1–3 × 106 cells were harvested, washed once in PBS and lysed for 15–20 min on ice with lysis buffer A (50 mM Tris, pH 7.8, 1% NP-40, 150 mM NaCl) containing protease inhibitors (Complete, Roche), 2-MercaptoEtOH, and 1 mM PMSF. Benzonase was added to each sample. The soluble lysate was recovered by centrifugation (10 min, 4°C) and resuspended in loading buffer (Laemmli). Samples were denatured by 5 min incubation at 95°C before running them on a TGX 4–12% or 10% gel (Biorad) and transferred onto nitrocellulose membrane for hybridization with specific antibodies.

Immunoprecipitation (Ip)

For dRad60 Ip in Fig. 2c, 3.6 × 108 cells expressing FHA-dRad60 and GFP-Dgrn were pelleted and snap-frozen before and after IR. Pellets were incubated in lysis buffer B (50 mM Tris, 150 mM NaCl, 2 mM EDTA, 10% glycerol, 0.2% Nonidet P-40, protease inhibitors (Complete, Roche), 1 mM PMSF, and 25 mM NEM) for 30 min at 4°C. Lysates were pelleted at 4°C, and the supernatant was incubated with FLAG-M2 agarose beads (Sigma) or beads without antibodies as a control, for 5 h at 4°C. Beads were washed 5x with lysis buffer B and heated in loading buffer for 3 min at 95°C for SDS-PAGE. dRad60 Ip in Fig. 2d (Top) was performed as described for Fig. 2c, except that 3 × 108 cells expressing FHA-dRad60 (or Kc cells, as a control) were used, and Ip was performed with FLAG-M2 agarose beads for both FHA-dRad60 expressing cells and control cells.

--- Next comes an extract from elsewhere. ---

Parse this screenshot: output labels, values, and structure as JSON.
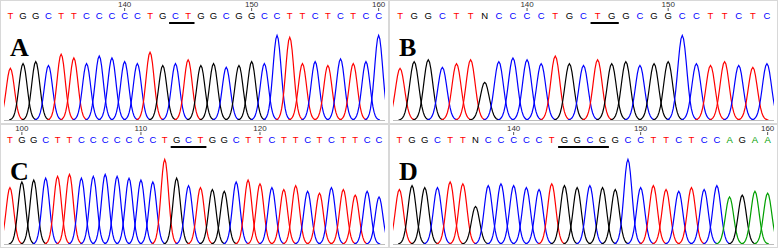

For Dgrn Ip (Fig. 2d, bottom, and Supplementary Fig. 2g), 3.4 × 108 cells expressing GFP-Dgrn (or Kc cells, as a control) were pelleted and snap-frozen before and after IR. Pellets were incubated in lysis buffer C (50 mM Hepes, 10 mM KCl, 2 mM MgCl2, 20% Glycerol, 1 mM PMSF, 20 mM NaF, 20 mM Glycerol-2-phosphate, 1 mM benzamidine, 0.5% NP-40, 25 mM NEM, 150 mM NaOAc, 250 mM NaCl, and protease inhibitors (Complete, Roche)), and digested with benzonase at 4°C for 30 min. After isolating soluble lysates by centrifugation, pellets were resuspended in buffer C, extracted with 300 mM sodium acetate for 1 h at 4°C, and the supernatant was pooled with the soluble lysate. Samples were incubated for 3 h at 4°C with Protein G-coupled sepharose beads and 5 μl of goat anti-GFP antibody. Beads were washed 5x with wash buffer C (50 mM Hepes, 10 mM KCl, 2 mM MgCl2, 20% Glycerol, 0.5% NP-40, 350 mM NaCl, 150 mM NaOAc, and 25 mM NEM), and then heated in loading buffer for 3 min at 95°C for SDS-PAGE.

Fly stocks and crosses

All fly stocks were raised at 25°C. We received dPIAS[1] and dPIAS[2], drad60[51] (CG4449, and smc5 from the Bloomington Drosophila stock center (BDSC). dgrn was from A. Orian and S. Parkhurst[37]. We generated smc5 mutant alleles by mobilization of the P{GSV6} element in the smc5 genotype. Imprecise excisions generated the smc5[7] and smc5[19] alleles. smc5[19] sequencing revealed a frameshift in the second exon, leading to an early stop codon. We did not obtain PCR amplifications and sequence for the smc5[7] allele, suggesting a large deletion. The absence of Smc5 protein in smc5[7] and smc5[19] mutants was confirmed by Western blotting (Supplementary Fig. 6f). The perfect excision in the Smc5[17] allele was confirmed by Western blotting (Supplementary Fig. 6g) and sequencing, and used as a control in addition to the standard control y (yry). Genotypes used in Fig. 6e and Supplementary Fig. 6g were: smc5[26], drad60[81] and the Wt controls yry and Smc5. All homozygous and trans-heterozygous mutants, except for dRad60, were generated by crossing heterozygous parents maintained as balanced stocks. dRad60 mutants were generated from homozygous parents.